All of his breaths were shudders and all of his thoughts were endless strings that never had a conclusion, an essay with an infinite word-count. He could still see the amber spilt on the floor through watery eyes, and still found it ironic that he was back to crying over spilt milk and spilt Jack Daniels and spilt tears and he was crying over everything and nothing and whatever was in between, so why did it matter anyways?

He clenched the bottle even tighter in his hand, and he wasn’t sure how much of it was alcohol and how much of it was his own tears at this point, and he knew he had to stop.

He had always known he needed to stop. He knew he needed to stop the first time he took a secret sip from beer in the fridge and the first time he had a serious hangover and the first time and the first time he met her and the first time she left him and the first time she came back and the first time she left a second time.

So many firsts. To him, the milestones didn’t matter a single bit. To him, all that mattered was that he didn’t have to care about what really did matter. And he was incredibly proficient at that in particular.

So he was good at knowing when to quit, but he was never quite as good at quitting. He was still stuck on that one time she smiled at him and she had looked so genuine, so real, and how she had looked just as real and tired when she said that she wanted a divorce and that she had had another.

She had another, didn’t she? Of course she did, she was always good at back-up plans and back-up-back-up plans. He knew it when she had a beer spilt on her shirt that neither of them liked (like the Jack Daniels on the floor and the milk knocked over to the ground and his heart to hell fires).

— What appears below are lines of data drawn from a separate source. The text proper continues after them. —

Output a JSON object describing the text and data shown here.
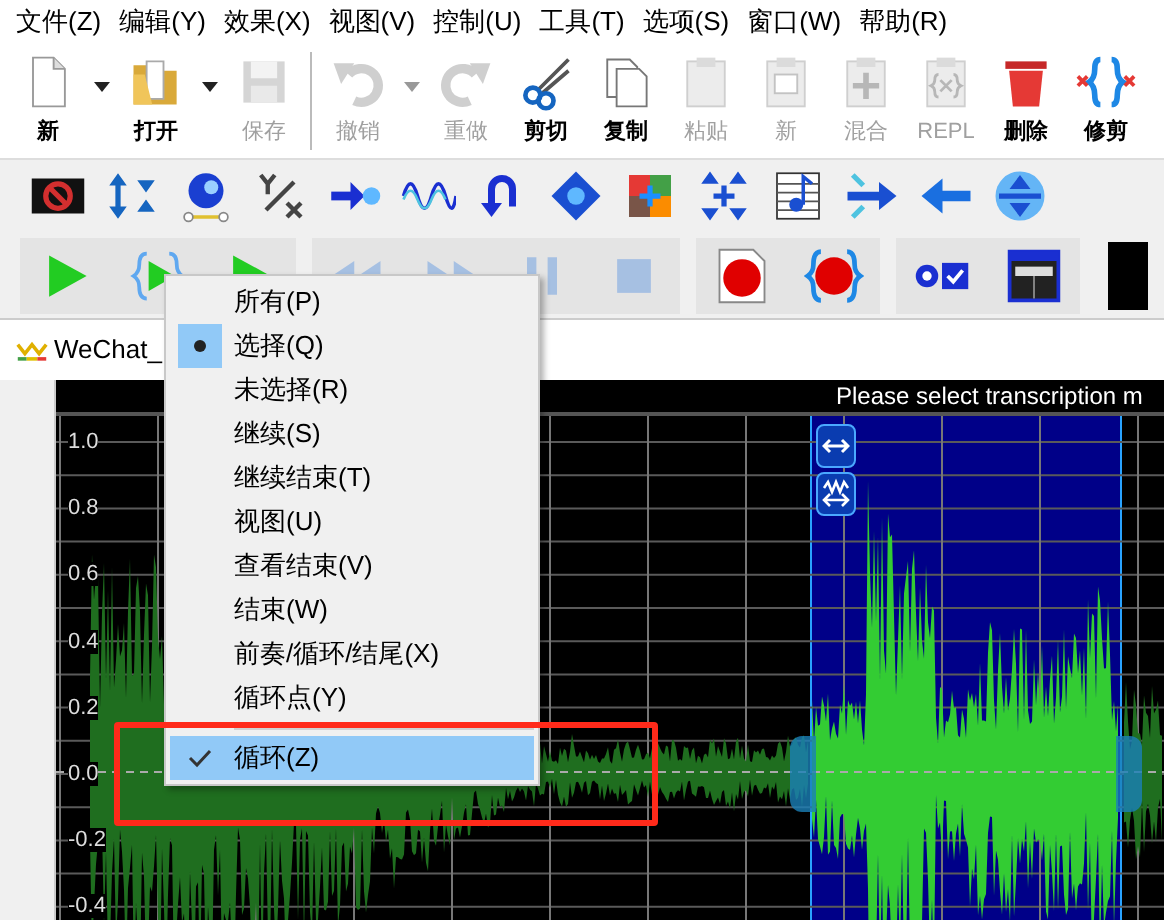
{
  "menu_bar": [
    "文件(Z)",
    "编辑(Y)",
    "效果(X)",
    "视图(V)",
    "控制(U)",
    "工具(T)",
    "选项(S)",
    "窗口(W)",
    "帮助(R)"
  ],
  "toolbar": [
    {
      "label": "新",
      "disabled": false,
      "has_dropdown": true
    },
    {
      "label": "打开",
      "disabled": false,
      "has_dropdown": true
    },
    {
      "label": "保存",
      "disabled": true,
      "has_dropdown": false
    },
    {
      "label": "撤销",
      "disabled": true,
      "has_dropdown": true
    },
    {
      "label": "重做",
      "disabled": true,
      "has_dropdown": false
    },
    {
      "label": "剪切",
      "disabled": false,
      "has_dropdown": false
    },
    {
      "label": "复制",
      "disabled": false,
      "has_dropdown": false
    },
    {
      "label": "粘贴",
      "disabled": true,
      "has_dropdown": false
    },
    {
      "label": "新",
      "disabled": true,
      "has_dropdown": false
    },
    {
      "label": "混合",
      "disabled": true,
      "has_dropdown": false
    },
    {
      "label": "REPL",
      "disabled": true,
      "has_dropdown": false
    },
    {
      "label": "删除",
      "disabled": false,
      "has_dropdown": false
    },
    {
      "label": "修剪",
      "disabled": false,
      "has_dropdown": false
    }
  ],
  "transport": [
    {
      "disabled": false
    },
    {
      "disabled": false
    },
    {
      "disabled": false
    },
    {
      "disabled": true
    },
    {
      "disabled": true
    },
    {
      "disabled": true
    },
    {
      "disabled": true
    },
    {
      "disabled": false
    },
    {
      "disabled": false
    },
    {
      "disabled": false
    },
    {
      "disabled": false
    }
  ],
  "document_tab": {
    "title": "WeChat_"
  },
  "waveform": {
    "header": "Please select transcription m",
    "y_axis_labels": [
      "1.0",
      "0.8",
      "0.6",
      "0.4",
      "0.2",
      "0.0",
      "-0.2",
      "-0.4"
    ]
  },
  "play_menu": {
    "items": [
      {
        "kind": "radio",
        "label": "所有(P)",
        "checked": false,
        "selected": false
      },
      {
        "kind": "radio",
        "label": "选择(Q)",
        "checked": true,
        "selected": false
      },
      {
        "kind": "radio",
        "label": "未选择(R)",
        "checked": false,
        "selected": false
      },
      {
        "kind": "radio",
        "label": "继续(S)",
        "checked": false,
        "selected": false
      },
      {
        "kind": "radio",
        "label": "继续结束(T)",
        "checked": false,
        "selected": false
      },
      {
        "kind": "radio",
        "label": "视图(U)",
        "checked": false,
        "selected": false
      },
      {
        "kind": "radio",
        "label": "查看结束(V)",
        "checked": false,
        "selected": false
      },
      {
        "kind": "radio",
        "label": "结束(W)",
        "checked": false,
        "selected": false
      },
      {
        "kind": "radio",
        "label": "前奏/循环/结尾(X)",
        "checked": false,
        "selected": false
      },
      {
        "kind": "radio",
        "label": "循环点(Y)",
        "checked": false,
        "selected": false
      },
      {
        "kind": "separator"
      },
      {
        "kind": "check",
        "label": "循环(Z)",
        "checked": true,
        "selected": true
      }
    ]
  }
}
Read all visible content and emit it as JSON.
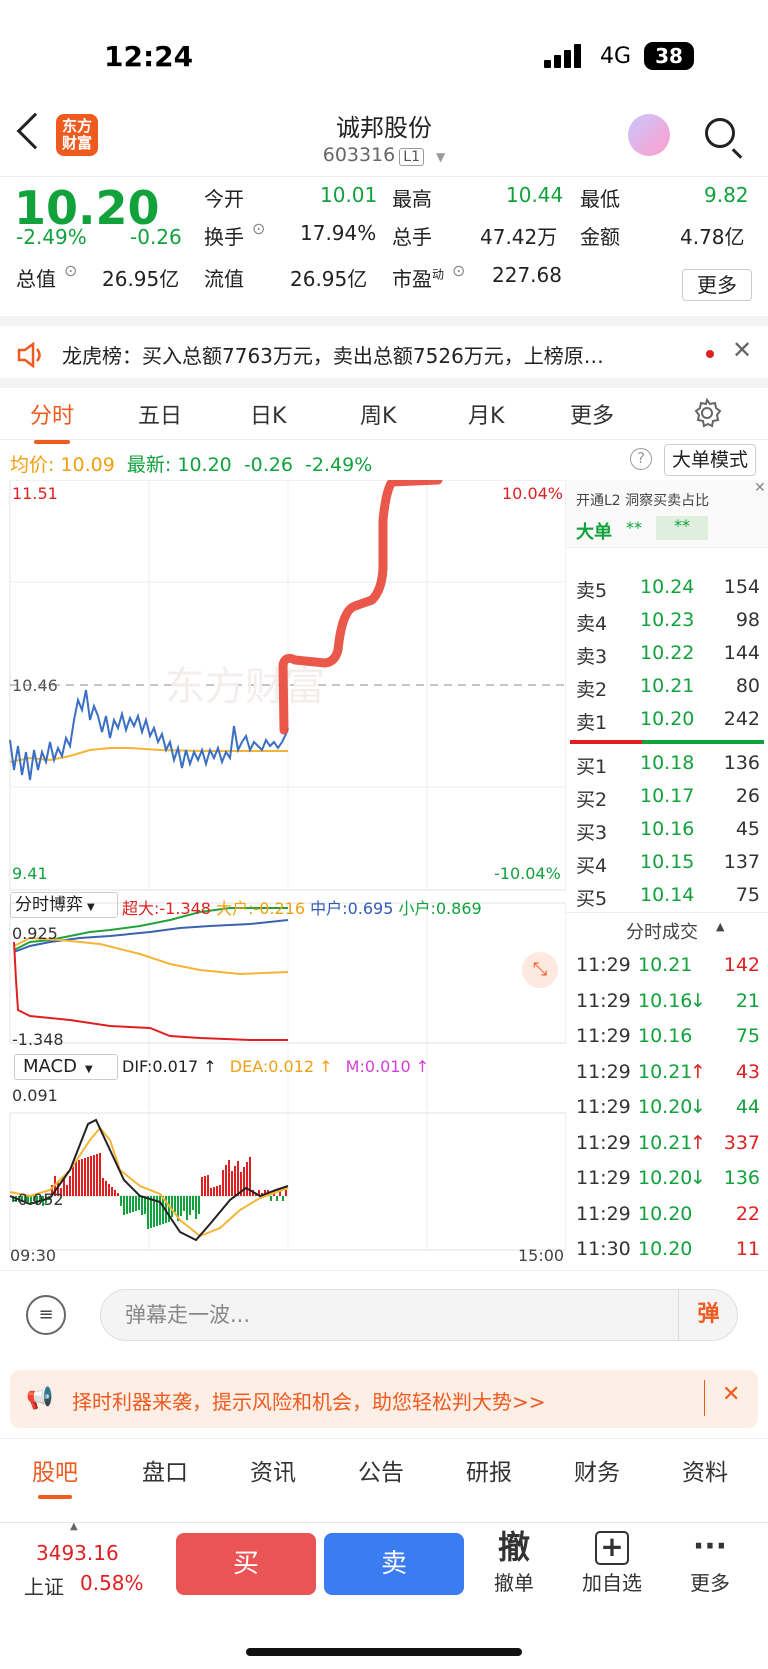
{
  "status_bar": {
    "time": "12:24",
    "network": "4G",
    "battery": "38"
  },
  "nav": {
    "logo_line1": "东方",
    "logo_line2": "财富",
    "title": "诚邦股份",
    "code": "603316",
    "level": "L1"
  },
  "quote": {
    "price": "10.20",
    "change_pct": "-2.49%",
    "change": "-0.26",
    "open_label": "今开",
    "open": "10.01",
    "high_label": "最高",
    "high": "10.44",
    "low_label": "最低",
    "low": "9.82",
    "turnover_label": "换手",
    "turnover": "17.94%",
    "volume_label": "总手",
    "volume": "47.42万",
    "amount_label": "金额",
    "amount": "4.78亿",
    "total_value_label": "总值",
    "total_value": "26.95亿",
    "float_value_label": "流值",
    "float_value": "26.95亿",
    "pe_label": "市盈",
    "pe_sup": "动",
    "pe": "227.68",
    "more": "更多"
  },
  "notice": {
    "text": "龙虎榜：买入总额7763万元，卖出总额7526万元，上榜原…"
  },
  "tabs": [
    "分时",
    "五日",
    "日K",
    "周K",
    "月K",
    "更多"
  ],
  "summary": {
    "avg_label": "均价:",
    "avg": "10.09",
    "latest_label": "最新:",
    "latest": "10.20",
    "chg": "-0.26",
    "chg_pct": "-2.49%",
    "big_mode": "大单模式"
  },
  "chart_labels": {
    "top_price": "11.51",
    "top_pct": "10.04%",
    "mid_price": "10.46",
    "bottom_price": "9.41",
    "bottom_pct": "-10.04%",
    "watermark": "东方财富",
    "time_start": "09:30",
    "time_end": "15:00"
  },
  "game": {
    "dropdown": "分时博弈",
    "super_label": "超大:",
    "super": "-1.348",
    "big_label": "大户:",
    "big": "-0.216",
    "mid_label": "中户:",
    "mid": "0.695",
    "small_label": "小户:",
    "small": "0.869",
    "top": "0.925",
    "bottom": "-1.348"
  },
  "macd": {
    "dropdown": "MACD",
    "dif": "DIF:0.017 ↑",
    "dea": "DEA:0.012 ↑",
    "m": "M:0.010 ↑",
    "top": "0.091",
    "bottom": "-0.052"
  },
  "side": {
    "header": "开通L2 洞察买卖占比",
    "big_order": "大单",
    "big_order_val1": "**",
    "big_order_val2": "**",
    "asks": [
      {
        "label": "卖5",
        "price": "10.24",
        "vol": "154"
      },
      {
        "label": "卖4",
        "price": "10.23",
        "vol": "98"
      },
      {
        "label": "卖3",
        "price": "10.22",
        "vol": "144"
      },
      {
        "label": "卖2",
        "price": "10.21",
        "vol": "80"
      },
      {
        "label": "卖1",
        "price": "10.20",
        "vol": "242"
      }
    ],
    "bids": [
      {
        "label": "买1",
        "price": "10.18",
        "vol": "136"
      },
      {
        "label": "买2",
        "price": "10.17",
        "vol": "26"
      },
      {
        "label": "买3",
        "price": "10.16",
        "vol": "45"
      },
      {
        "label": "买4",
        "price": "10.15",
        "vol": "137"
      },
      {
        "label": "买5",
        "price": "10.14",
        "vol": "75"
      }
    ],
    "trades_title": "分时成交",
    "trades": [
      {
        "time": "11:29",
        "price": "10.21",
        "dir": "",
        "vol": "142",
        "color": "#e02020"
      },
      {
        "time": "11:29",
        "price": "10.16",
        "dir": "↓",
        "vol": "21",
        "color": "#11a23c"
      },
      {
        "time": "11:29",
        "price": "10.16",
        "dir": "",
        "vol": "75",
        "color": "#11a23c"
      },
      {
        "time": "11:29",
        "price": "10.21",
        "dir": "↑",
        "vol": "43",
        "color": "#e02020"
      },
      {
        "time": "11:29",
        "price": "10.20",
        "dir": "↓",
        "vol": "44",
        "color": "#11a23c"
      },
      {
        "time": "11:29",
        "price": "10.21",
        "dir": "↑",
        "vol": "337",
        "color": "#e02020"
      },
      {
        "time": "11:29",
        "price": "10.20",
        "dir": "↓",
        "vol": "136",
        "color": "#11a23c"
      },
      {
        "time": "11:29",
        "price": "10.20",
        "dir": "",
        "vol": "22",
        "color": "#e02020"
      },
      {
        "time": "11:30",
        "price": "10.20",
        "dir": "",
        "vol": "11",
        "color": "#e02020"
      }
    ]
  },
  "comment": {
    "placeholder": "弹幕走一波...",
    "dan": "弹"
  },
  "banner": {
    "text": "择时利器来袭，提示风险和机会，助您轻松判大势>>"
  },
  "bottom_tabs": [
    "股吧",
    "盘口",
    "资讯",
    "公告",
    "研报",
    "财务",
    "资料"
  ],
  "bottom_bar": {
    "index_value": "3493.16",
    "index_name": "上证",
    "index_pct": "0.58%",
    "buy": "买",
    "sell": "卖",
    "cancel_icon": "撤",
    "cancel": "撤单",
    "add": "加自选",
    "more": "更多"
  },
  "colors": {
    "up": "#e02020",
    "down": "#11a23c",
    "brand": "#ef5a1f",
    "avg": "#f5b436",
    "price_line": "#3a6fc4"
  },
  "icons": [
    "back-arrow-icon",
    "search-icon",
    "gear-icon",
    "speaker-icon",
    "close-icon",
    "expand-icon",
    "question-icon",
    "plus-square-icon",
    "ellipsis-icon",
    "comment-list-icon"
  ]
}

He knew it when she came home with her lipstick smeared and with her eyes wild, he knew it when she stopped looking him in the eye and started looking at the wall behind him.

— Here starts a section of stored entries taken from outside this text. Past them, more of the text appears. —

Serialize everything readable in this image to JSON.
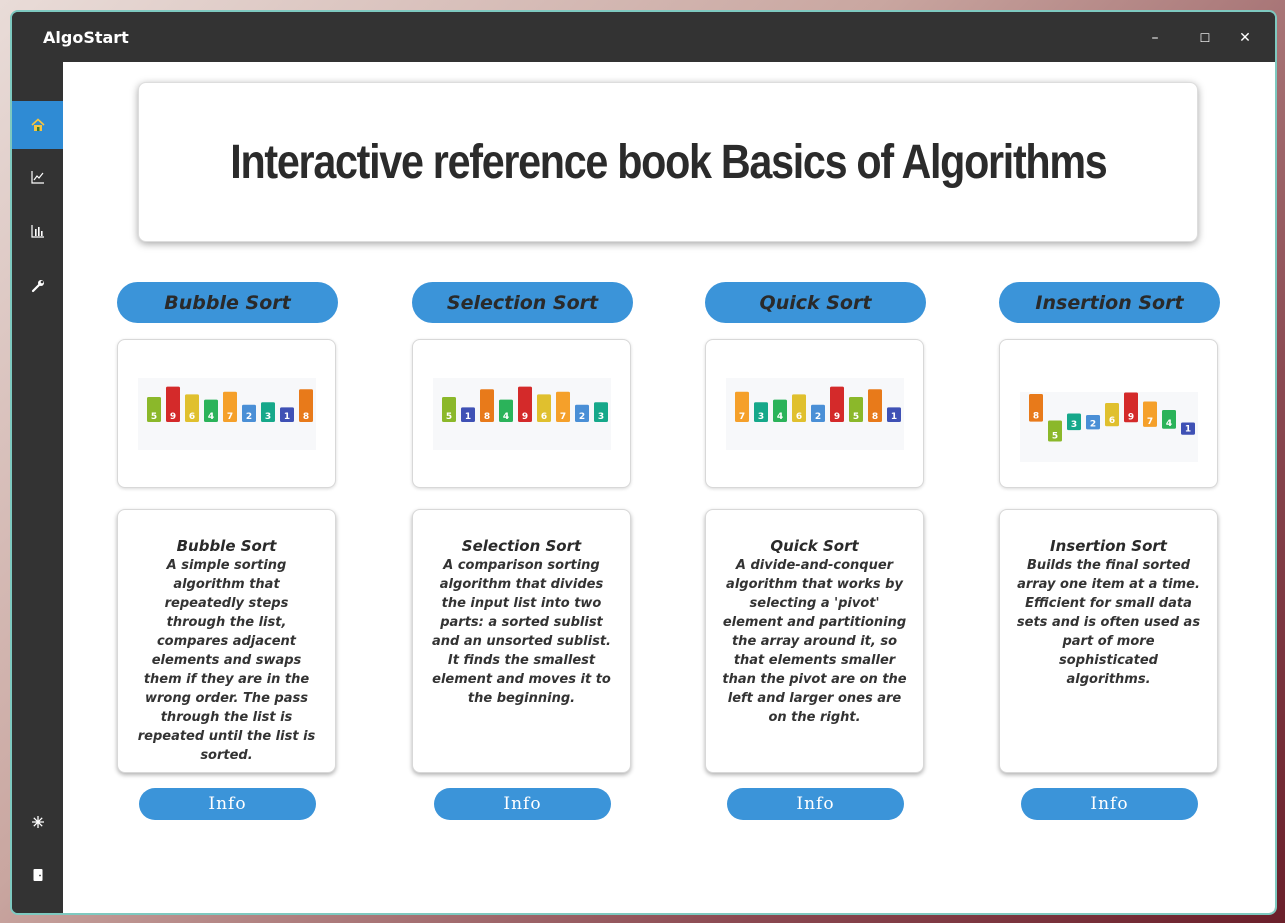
{
  "app": {
    "title": "AlgoStart"
  },
  "window_controls": {
    "minimize": "–",
    "maximize": "☐",
    "close": "✕"
  },
  "sidebar": {
    "items": [
      {
        "icon": "home-icon",
        "active": true
      },
      {
        "icon": "line-chart-icon"
      },
      {
        "icon": "bar-chart-icon"
      },
      {
        "icon": "wrench-icon"
      },
      {
        "icon": "sparkle-icon"
      },
      {
        "icon": "exit-door-icon"
      }
    ]
  },
  "hero": {
    "title": "Interactive reference book Basics of Algorithms"
  },
  "algorithms": [
    {
      "name": "Bubble Sort",
      "bars": [
        5,
        9,
        6,
        4,
        7,
        2,
        3,
        1,
        8
      ],
      "description": "A simple sorting algorithm that repeatedly steps through the list, compares adjacent elements and swaps them if they are in the wrong order. The pass through the list is repeated until the list is sorted.",
      "info_label": "Info"
    },
    {
      "name": "Selection Sort",
      "bars": [
        5,
        1,
        8,
        4,
        9,
        6,
        7,
        2,
        3
      ],
      "description": "A comparison sorting algorithm that divides the input list into two parts: a sorted sublist and an unsorted sublist. It finds the smallest element and moves it to the beginning.",
      "info_label": "Info"
    },
    {
      "name": "Quick Sort",
      "bars": [
        7,
        3,
        4,
        6,
        2,
        9,
        5,
        8,
        1
      ],
      "description": "A divide-and-conquer algorithm that works by selecting a 'pivot' element and partitioning the array around it, so that elements smaller than the pivot are on the left and larger ones are on the right.",
      "info_label": "Info"
    },
    {
      "name": "Insertion Sort",
      "bars": [
        8,
        5,
        3,
        2,
        6,
        9,
        7,
        4,
        1
      ],
      "description": "Builds the final sorted array one item at a time. Efficient for small data sets and is often used as part of more sophisticated algorithms.",
      "info_label": "Info"
    }
  ],
  "colors": {
    "accent": "#3b94d9",
    "titlebar": "#333333",
    "bar_palette": {
      "1": "#3f51b5",
      "2": "#4a8fd6",
      "3": "#16a88a",
      "4": "#2bb35a",
      "5": "#8bb82a",
      "6": "#e0c02e",
      "7": "#f5a02a",
      "8": "#e87a1a",
      "9": "#d42a2a"
    }
  }
}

(The last time she looked him in the eye she told him straight to his face that she had another.)

(The last time he looked her in the eye he didn’t say a word.)

He stood up and slipped on the whiskey and prayed to whoever was out there that he wouldn’t be able to get up. It didn’t work.

It never worked, did it? Whoever was out there doesn’t care much for people like him anyway, and he could hear in the back of his head the whisper screams of ‘alcoholic’ and ‘acute mania’ his own screams weren’t loud enough. The shards of the bottles scattering everywhere when he smashed them to drown them out hid under his couch and beneath the coffee table to escape him and he understood why, because he was running from himself too, like her.

He didn’t know if there was a God anywhere.